Cafés operate as a kind of “third space” between the spheres of home and work, where coffee-drinkers can express their sense of individuality in an otherwise homogenized environment of the high-street. Whether your coffee is small or large, dairy or milk alternative, with syrup or sugar, hot or iced – there is a choice for everyone to mix and match these options as a means of expressing their personality.
Lockdown restrictions and the closure of cafés, have forced us to significantly update our home-grown café culture. Some cafés, which didn’t decide to furlough their staff, are still up and running: with takeaways instead of staying-in.
It makes me wonder whether people, and students particularly, are still willing to spend that £2-something on a flat white if it’s divorced from the dim-lit room, the wooden tables, and the indie playlist which once surrounded them?
The in-and-out service, lack of conversation, and paper cups seem so far removed from the patio-seating, funky mugs, and social cigarette breaks which were previously tied to cafés.
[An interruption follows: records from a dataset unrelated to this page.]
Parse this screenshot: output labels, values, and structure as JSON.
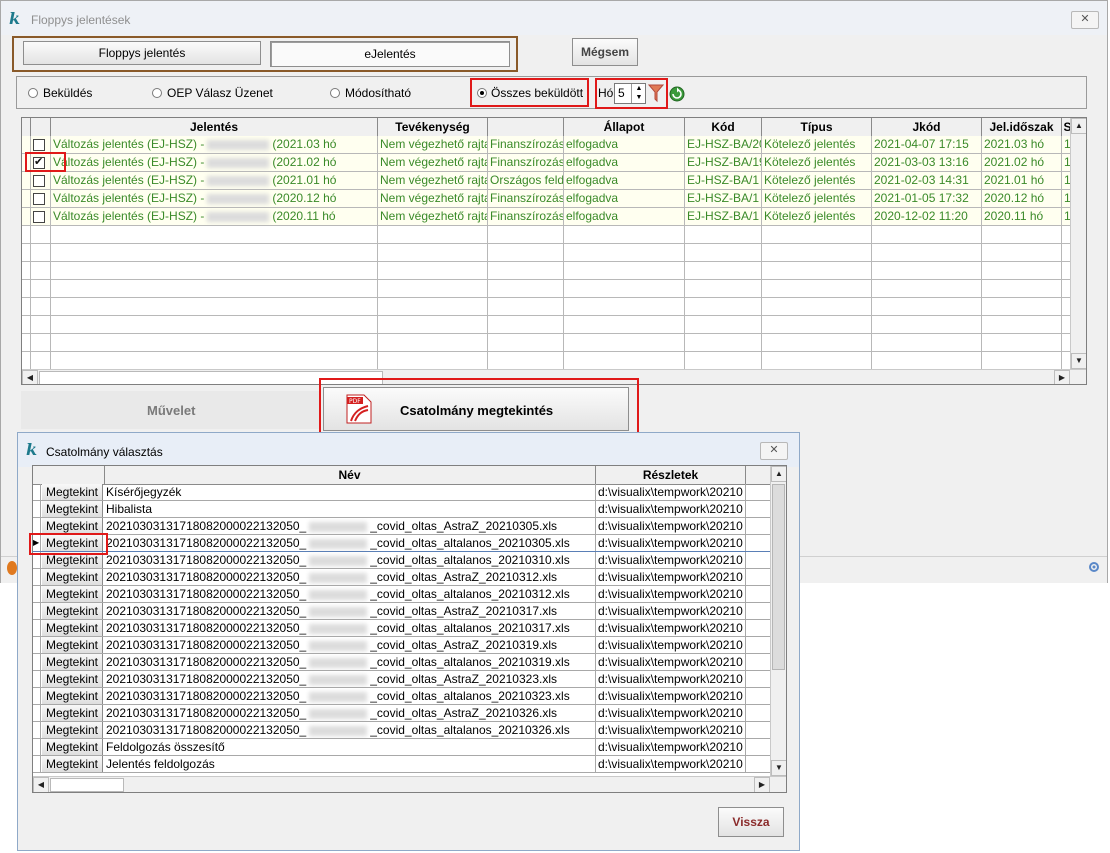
{
  "main_window": {
    "title": "Floppys jelentések",
    "close_glyph": "✕",
    "tabs": [
      {
        "label": "Floppys jelentés"
      },
      {
        "label": "eJelentés"
      }
    ],
    "cancel_label": "Mégsem"
  },
  "filters": {
    "radios": [
      {
        "label": "Beküldés",
        "selected": false
      },
      {
        "label": "OEP Válasz Üzenet",
        "selected": false
      },
      {
        "label": "Módosítható",
        "selected": false
      },
      {
        "label": "Összes beküldött",
        "selected": true
      }
    ],
    "month_label": "Hó",
    "month_value": "5"
  },
  "grid": {
    "columns": [
      "Jelentés",
      "Tevékenység",
      "",
      "Állapot",
      "Kód",
      "Típus",
      "Jkód",
      "Jel.időszak",
      "S"
    ],
    "rows": [
      {
        "checked": false,
        "jel_a": "Változás jelentés (EJ-HSZ) -",
        "jel_b": "(2021.03 hó",
        "tev": "Nem végezhető rajta",
        "tev2": "Finanszírozás",
        "allapot": "elfogadva",
        "kod": "EJ-HSZ-BA/20",
        "tipus": "Kötelező jelentés",
        "jkod": "2021-04-07 17:15",
        "idoszak": "2021.03 hó",
        "s": "1"
      },
      {
        "checked": true,
        "jel_a": "Változás jelentés (EJ-HSZ) -",
        "jel_b": "(2021.02 hó",
        "tev": "Nem végezhető rajta",
        "tev2": "Finanszírozás",
        "allapot": "elfogadva",
        "kod": "EJ-HSZ-BA/19",
        "tipus": "Kötelező jelentés",
        "jkod": "2021-03-03 13:16",
        "idoszak": "2021.02 hó",
        "s": "1"
      },
      {
        "checked": false,
        "jel_a": "Változás jelentés (EJ-HSZ) -",
        "jel_b": "(2021.01 hó",
        "tev": "Nem végezhető rajta",
        "tev2": "Országos feld",
        "allapot": "elfogadva",
        "kod": "EJ-HSZ-BA/1",
        "tipus": "Kötelező jelentés",
        "jkod": "2021-02-03 14:31",
        "idoszak": "2021.01 hó",
        "s": "1"
      },
      {
        "checked": false,
        "jel_a": "Változás jelentés (EJ-HSZ) -",
        "jel_b": "(2020.12 hó",
        "tev": "Nem végezhető rajta",
        "tev2": "Finanszírozás",
        "allapot": "elfogadva",
        "kod": "EJ-HSZ-BA/1",
        "tipus": "Kötelező jelentés",
        "jkod": "2021-01-05 17:32",
        "idoszak": "2020.12 hó",
        "s": "1"
      },
      {
        "checked": false,
        "jel_a": "Változás jelentés (EJ-HSZ) -",
        "jel_b": "(2020.11 hó",
        "tev": "Nem végezhető rajta",
        "tev2": "Finanszírozás",
        "allapot": "elfogadva",
        "kod": "EJ-HSZ-BA/1",
        "tipus": "Kötelező jelentés",
        "jkod": "2020-12-02 11:20",
        "idoszak": "2020.11 hó",
        "s": "1"
      }
    ]
  },
  "actions": {
    "muvelet_label": "Művelet",
    "view_attachment_label": "Csatolmány megtekintés",
    "pdf_badge": "PDF"
  },
  "dialog": {
    "title": "Csatolmány választás",
    "close_glyph": "✕",
    "columns": [
      "Név",
      "Részletek"
    ],
    "view_label": "Megtekint",
    "rows": [
      {
        "a": "Kísérőjegyzék",
        "b": "",
        "res": "d:\\visualix\\tempwork\\20210"
      },
      {
        "a": "Hibalista",
        "b": "",
        "res": "d:\\visualix\\tempwork\\20210"
      },
      {
        "a": "202103031317180820000221320​50_",
        "b": "_covid_oltas_AstraZ_20210305.xls",
        "res": "d:\\visualix\\tempwork\\20210"
      },
      {
        "a": "20210303131718082000022132050_",
        "b": "_covid_oltas_altalanos_20210305.xls",
        "res": "d:\\visualix\\tempwork\\20210",
        "selected": true
      },
      {
        "a": "20210303131718082000022132050_",
        "b": "_covid_oltas_altalanos_20210310.xls",
        "res": "d:\\visualix\\tempwork\\20210"
      },
      {
        "a": "20210303131718082000022132050_",
        "b": "_covid_oltas_AstraZ_20210312.xls",
        "res": "d:\\visualix\\tempwork\\20210"
      },
      {
        "a": "20210303131718082000022132050_",
        "b": "_covid_oltas_altalanos_20210312.xls",
        "res": "d:\\visualix\\tempwork\\20210"
      },
      {
        "a": "20210303131718082000022132050_",
        "b": "_covid_oltas_AstraZ_20210317.xls",
        "res": "d:\\visualix\\tempwork\\20210"
      },
      {
        "a": "20210303131718082000022132050_",
        "b": "_covid_oltas_altalanos_20210317.xls",
        "res": "d:\\visualix\\tempwork\\20210"
      },
      {
        "a": "20210303131718082000022132050_",
        "b": "_covid_oltas_AstraZ_20210319.xls",
        "res": "d:\\visualix\\tempwork\\20210"
      },
      {
        "a": "20210303131718082000022132050_",
        "b": "_covid_oltas_altalanos_20210319.xls",
        "res": "d:\\visualix\\tempwork\\20210"
      },
      {
        "a": "20210303131718082000022132050_",
        "b": "_covid_oltas_AstraZ_20210323.xls",
        "res": "d:\\visualix\\tempwork\\20210"
      },
      {
        "a": "20210303131718082000022132050_",
        "b": "_covid_oltas_altalanos_20210323.xls",
        "res": "d:\\visualix\\tempwork\\20210"
      },
      {
        "a": "20210303131718082000022132050_",
        "b": "_covid_oltas_AstraZ_20210326.xls",
        "res": "d:\\visualix\\tempwork\\20210"
      },
      {
        "a": "20210303131718082000022132050_",
        "b": "_covid_oltas_altalanos_20210326.xls",
        "res": "d:\\visualix\\tempwork\\20210"
      },
      {
        "a": "Feldolgozás összesítő",
        "b": "",
        "res": "d:\\visualix\\tempwork\\20210"
      },
      {
        "a": "Jelentés feldolgozás",
        "b": "",
        "res": "d:\\visualix\\tempwork\\20210"
      }
    ],
    "back_label": "Vissza"
  },
  "colors": {
    "row_text": "#3a8a28",
    "highlight": "#e01919",
    "tab_frame": "#8a5a2a"
  }
}
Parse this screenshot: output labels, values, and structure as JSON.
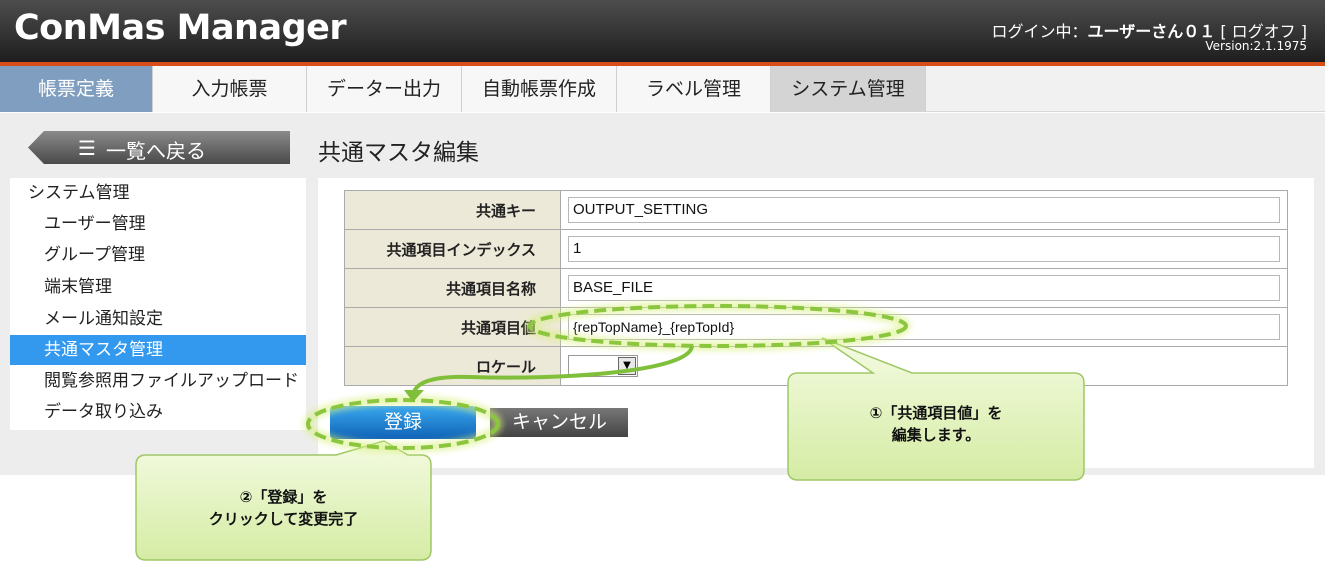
{
  "header": {
    "app_title": "ConMas Manager",
    "login_prefix": "ログイン中：",
    "login_user": "ユーザーさん０１",
    "logoff": "[ ログオフ ]",
    "version": "Version:2.1.1975"
  },
  "nav": {
    "tabs": [
      {
        "label": "帳票定義"
      },
      {
        "label": "入力帳票"
      },
      {
        "label": "データー出力"
      },
      {
        "label": "自動帳票作成"
      },
      {
        "label": "ラベル管理"
      },
      {
        "label": "システム管理"
      }
    ]
  },
  "back_button": {
    "label": "一覧へ戻る"
  },
  "page_title": "共通マスタ編集",
  "sidebar": {
    "items": [
      {
        "label": "システム管理"
      },
      {
        "label": "ユーザー管理"
      },
      {
        "label": "グループ管理"
      },
      {
        "label": "端末管理"
      },
      {
        "label": "メール通知設定"
      },
      {
        "label": "共通マスタ管理"
      },
      {
        "label": "閲覧参照用ファイルアップロード"
      },
      {
        "label": "データ取り込み"
      }
    ]
  },
  "form": {
    "fields": [
      {
        "label": "共通キー",
        "value": "OUTPUT_SETTING"
      },
      {
        "label": "共通項目インデックス",
        "value": "1"
      },
      {
        "label": "共通項目名称",
        "value": "BASE_FILE"
      },
      {
        "label": "共通項目値",
        "value": "{repTopName}_{repTopId}"
      },
      {
        "label": "ロケール",
        "value": ""
      }
    ],
    "register_label": "登録",
    "cancel_label": "キャンセル"
  },
  "callouts": {
    "edit_line1": "①「共通項目値」を",
    "edit_line2": "編集します。",
    "register_line1": "②「登録」を",
    "register_line2": "クリックして変更完了"
  },
  "colors": {
    "accent_stripe": "#d84d1a",
    "active_tab": "#7f9ec0",
    "sidebar_active": "#3399ee",
    "callout_fill": "#e3f4bd",
    "highlight_dash": "#8cc63f"
  }
}
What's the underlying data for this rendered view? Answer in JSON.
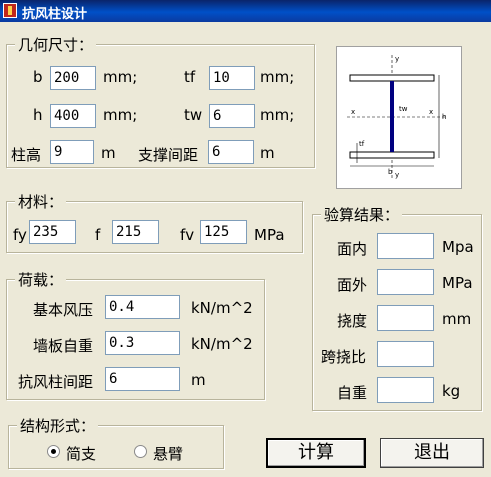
{
  "window": {
    "title": "抗风柱设计"
  },
  "geometry": {
    "legend": "几何尺寸：",
    "b": {
      "label": "b",
      "value": "200",
      "unit": "mm;"
    },
    "h": {
      "label": "h",
      "value": "400",
      "unit": "mm;"
    },
    "tf": {
      "label": "tf",
      "value": "10",
      "unit": "mm;"
    },
    "tw": {
      "label": "tw",
      "value": "6",
      "unit": "mm;"
    },
    "column_height": {
      "label": "柱高",
      "value": "9",
      "unit": "m"
    },
    "brace_spacing": {
      "label": "支撑间距",
      "value": "6",
      "unit": "m"
    }
  },
  "diagram": {
    "labels": {
      "y_top": "y",
      "y_bottom": "y",
      "x_left": "x",
      "x_right": "x",
      "b": "b",
      "h": "h",
      "tw": "tw",
      "tf": "tf"
    },
    "colors": {
      "web": "#000080",
      "flange": "#000000"
    }
  },
  "material": {
    "legend": "材料：",
    "fy": {
      "label": "fy",
      "value": "235"
    },
    "f": {
      "label": "f",
      "value": "215"
    },
    "fv": {
      "label": "fv",
      "value": "125",
      "unit": "MPa"
    }
  },
  "load": {
    "legend": "荷载：",
    "wind_pressure": {
      "label": "基本风压",
      "value": "0.4",
      "unit": "kN/m^2"
    },
    "wall_weight": {
      "label": "墙板自重",
      "value": "0.3",
      "unit": "kN/m^2"
    },
    "column_spacing": {
      "label": "抗风柱间距",
      "value": "6",
      "unit": "m"
    }
  },
  "results": {
    "legend": "验算结果：",
    "in_plane": {
      "label": "面内",
      "unit": "Mpa"
    },
    "out_plane": {
      "label": "面外",
      "unit": "MPa"
    },
    "deflection": {
      "label": "挠度",
      "unit": "mm"
    },
    "deflection_ratio": {
      "label": "跨挠比"
    },
    "self_weight": {
      "label": "自重",
      "unit": "kg"
    }
  },
  "structure": {
    "legend": "结构形式：",
    "options": [
      {
        "label": "简支",
        "checked": true
      },
      {
        "label": "悬臂",
        "checked": false
      }
    ]
  },
  "buttons": {
    "calculate": "计算",
    "exit": "退出"
  }
}
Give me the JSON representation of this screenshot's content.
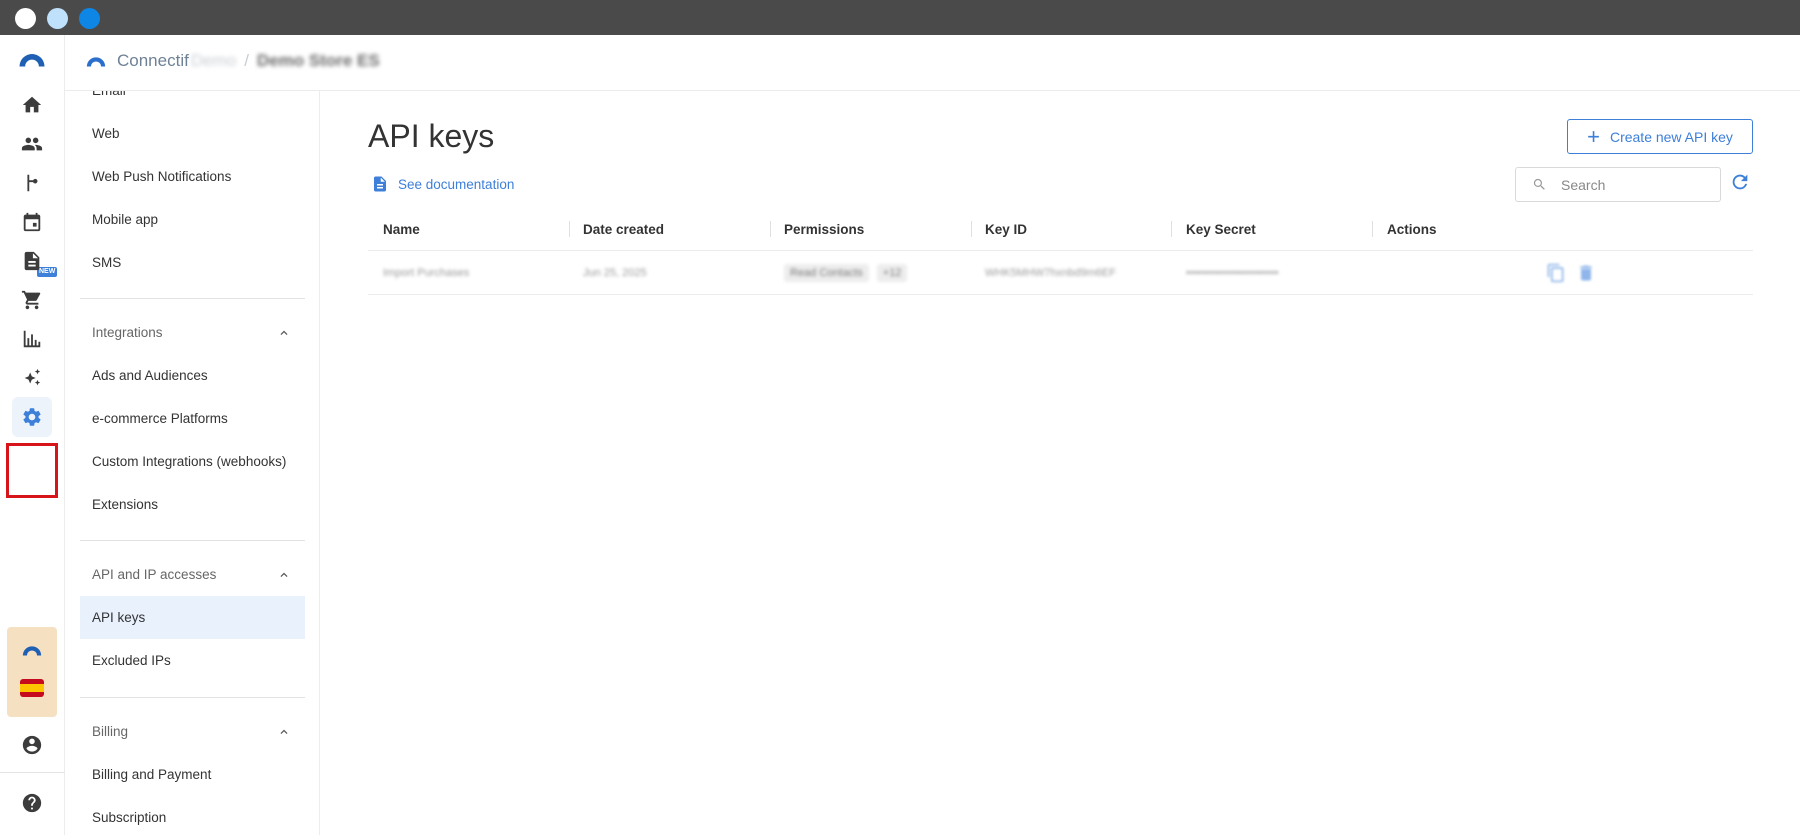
{
  "window": {
    "controls": [
      "close",
      "minimize",
      "maximize"
    ]
  },
  "header": {
    "brand": "Connectif",
    "account": "Demo",
    "separator": "/",
    "store": "Demo Store ES"
  },
  "rail": {
    "items": [
      {
        "icon": "home-icon"
      },
      {
        "icon": "contacts-icon"
      },
      {
        "icon": "workflow-icon"
      },
      {
        "icon": "calendar-icon",
        "badge": "NEW"
      },
      {
        "icon": "document-icon"
      },
      {
        "icon": "cart-icon"
      },
      {
        "icon": "reports-icon"
      },
      {
        "icon": "ai-sparkle-icon"
      },
      {
        "icon": "settings-icon",
        "active": true
      },
      {
        "icon": "account-icon"
      },
      {
        "icon": "help-icon"
      }
    ]
  },
  "subnav": {
    "channels": [
      "Email",
      "Web",
      "Web Push Notifications",
      "Mobile app",
      "SMS"
    ],
    "integrations": {
      "title": "Integrations",
      "items": [
        "Ads and Audiences",
        "e-commerce Platforms",
        "Custom Integrations (webhooks)",
        "Extensions"
      ]
    },
    "api": {
      "title": "API and IP accesses",
      "items": [
        "API keys",
        "Excluded IPs"
      ]
    },
    "billing": {
      "title": "Billing",
      "items": [
        "Billing and Payment",
        "Subscription"
      ]
    }
  },
  "main": {
    "title": "API keys",
    "doc_link": "See documentation",
    "create_button": "Create new API key",
    "search_placeholder": "Search",
    "table": {
      "headers": [
        "Name",
        "Date created",
        "Permissions",
        "Key ID",
        "Key Secret",
        "Actions"
      ],
      "rows": [
        {
          "name": "Import Purchases",
          "date_created": "Jun 25, 2025",
          "permissions": [
            "Read Contacts",
            "+12"
          ],
          "key_id": "WHK5MHW7hxnbd9m6EF",
          "key_secret": "••••••••••••••••••••••••"
        }
      ]
    }
  },
  "colors": {
    "accent": "#3d7fd9",
    "highlight": "#d6141a",
    "titlebar": "#4a4a4a"
  }
}
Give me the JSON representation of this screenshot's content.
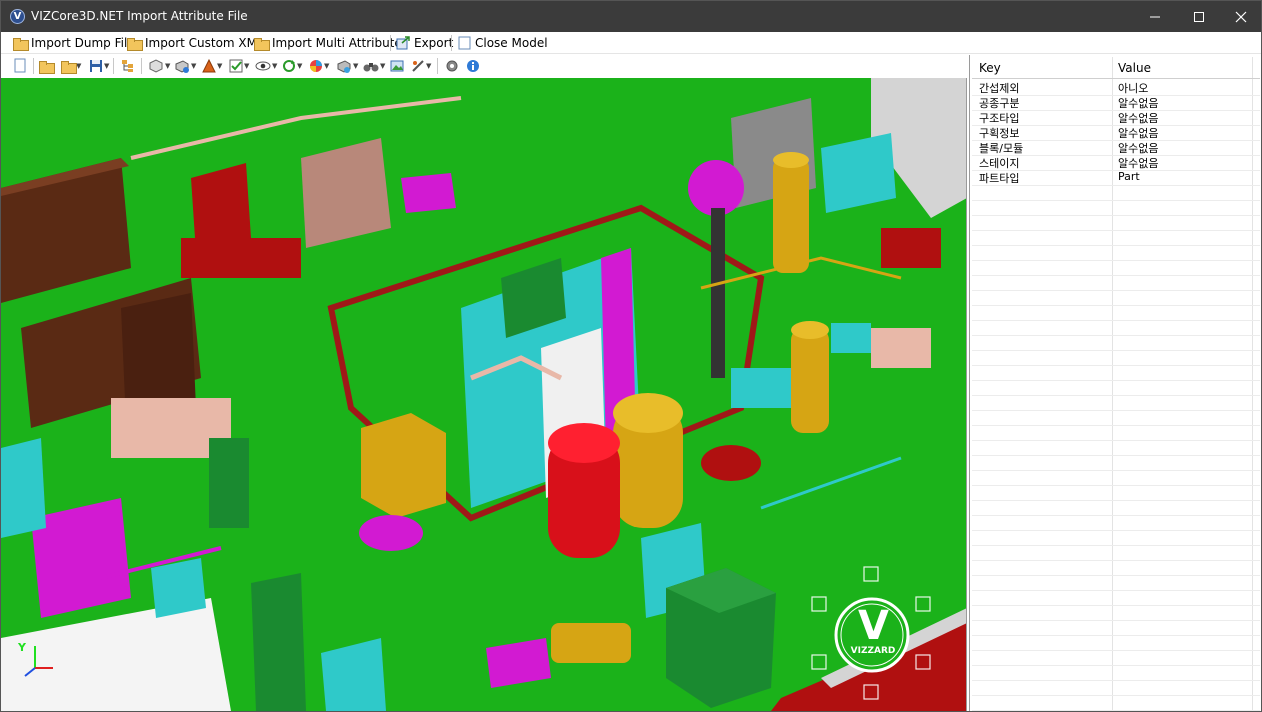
{
  "window": {
    "title": "VIZCore3D.NET Import Attribute File",
    "icon_letter": "V"
  },
  "menu": {
    "items": [
      {
        "label": "Import Dump File"
      },
      {
        "label": "Import Custom XML"
      },
      {
        "label": "Import Multi Attribute"
      },
      {
        "label": "Export"
      },
      {
        "label": "Close Model"
      }
    ]
  },
  "toolbar": {
    "icons": [
      "new-icon",
      "open-icon",
      "open-recent-icon",
      "save-icon",
      "tree-icon",
      "select-box-icon",
      "view-icon",
      "color-icon",
      "check-icon",
      "eye-icon",
      "rotate-icon",
      "render-mode-icon",
      "camera-icon",
      "binoculars-icon",
      "image-icon",
      "measure-icon",
      "settings-icon",
      "info-icon"
    ]
  },
  "viewport": {
    "logo_text": "VIZZARD",
    "logo_letter": "V",
    "axis_label_y": "Y",
    "colors": {
      "background": "#1bb21a",
      "deck_red": "#b01010",
      "tank_yellow": "#d6a514",
      "cyan": "#2fc9c9",
      "magenta": "#d21ad2",
      "brown": "#5a2a14",
      "pink": "#e8b8a8"
    }
  },
  "attributes": {
    "header": {
      "key": "Key",
      "value": "Value"
    },
    "rows": [
      {
        "key": "간섭제외",
        "value": "아니오"
      },
      {
        "key": "공종구분",
        "value": "알수없음"
      },
      {
        "key": "구조타입",
        "value": "알수없음"
      },
      {
        "key": "구획정보",
        "value": "알수없음"
      },
      {
        "key": "블록/모듈",
        "value": "알수없음"
      },
      {
        "key": "스테이지",
        "value": "알수없음"
      },
      {
        "key": "파트타입",
        "value": "Part"
      }
    ]
  }
}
A sit-down with a mate, as you recline back on upcycled armchairs, while discussing your summer festival plans, has now evolved to a walk in the park, chatting about the government and your lower back pain from endless Zoom calls, as you burn your hands on an un-sleeved cup.
Will what we once knew as café culture return once restrictions finally get lifted? Or, will we simply forget about this slow and simple pastime and replace it with ‘lads holidays’ and raves as a means of compensating for the lack of social life we have all endured this past year?
Who knows. But if you do enjoy café culture, or what it once was, try to support your local and independent coffee houses, because they may not be around for you when the world opens back up again.